I hear, now, that younger sister Pixie Geldof, 17, wants to adopt Snowy. She fed and walked her while Peaches was in Australia recently.

However, Sir Bob is not keen on Snowy becoming a resident of his Battersea household. Pixie, who lives with her pop, has told friends: "Daddy won't let me have it."

* Seriousness has long been discarded as a reasonable expectation of entries for the Turner Prize. Originality has not.

This year's white-hot favourite, Mark Wallinger, has submitted a video of himself in a bear costume wandering around a Berlin gallery. Fans describe it as "a work of art in the greatest traditions of Michelangelo". It is also in the greatest traditions of the comedian Dom Joly.

Bears are one of Joly's recurrent themes, memorably in Trigger Happy TV: the office full of bears,or the man in a bear suit who ran through a market and snatched a fish from a trader.

"He [Wallinger] is using the same suit I had," says Joly. "If I had gone to art school, I could have called Trigger Happy TV art. I have Carter Ruck under instruction," he joked.
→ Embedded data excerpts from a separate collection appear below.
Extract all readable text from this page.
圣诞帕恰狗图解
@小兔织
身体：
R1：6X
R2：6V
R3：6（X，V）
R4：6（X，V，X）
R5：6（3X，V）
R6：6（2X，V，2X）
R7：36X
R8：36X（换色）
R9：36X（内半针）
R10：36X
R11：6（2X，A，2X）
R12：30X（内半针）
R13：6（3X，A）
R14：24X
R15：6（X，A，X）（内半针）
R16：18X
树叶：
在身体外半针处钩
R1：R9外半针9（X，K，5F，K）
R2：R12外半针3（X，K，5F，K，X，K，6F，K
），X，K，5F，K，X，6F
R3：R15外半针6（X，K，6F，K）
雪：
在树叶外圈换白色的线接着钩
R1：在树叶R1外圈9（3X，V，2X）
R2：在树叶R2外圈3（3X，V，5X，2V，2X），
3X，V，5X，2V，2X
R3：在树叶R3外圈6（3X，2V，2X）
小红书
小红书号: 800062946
* Steve Buscemi cast Sienna Miller in his remake of Interview. Originally by the murdered Dutch director Theo van Gogh, the film is about a world weary foreign correspondent being assigned, fuming, to interview a soap actress. Sexual tension holds it together.

So Sienna, Pandora asked at the premiere, what's it like, playing a celebrity magazine fodder actress on the receiving end of hassle and condescension from a journalist? "Ha, very good. Yes, it's a real challenge. At least in the film the journalist's half-decent." Ouch!

Another hack asked Miller about the grainy photos of her on the countryside film set of Hippie Hippie Shake. (She wears daisies in her hair and nothing else.) Publicity pics leaked to build hype? Sienna flounced off, having made her point.

* Vivienne Westwood had words with her son, Ben, after he borrowed clothes from her collection to use for his erotic photography. (Japanese businessmen pay him, apparently, to tie up The Wife and snap her in various states of undress, to be framed and mounted on their bathroom walls.)

But like all proud mothers, she will be there at the Victoria and Albert Museum on Wednesday 14 November for the opening of a retrospective on 20 years of Ben Westwood's fruity photos.

Ms Westwood is a reader of The Independent, so I feel moved to warn her that, should she present herself at the V&A that evening, in whichever punk frock she has saved for the occasion, she may look slightly out of place at the Holiday Autos (a car rental company) drinks reception. There has been a double booking.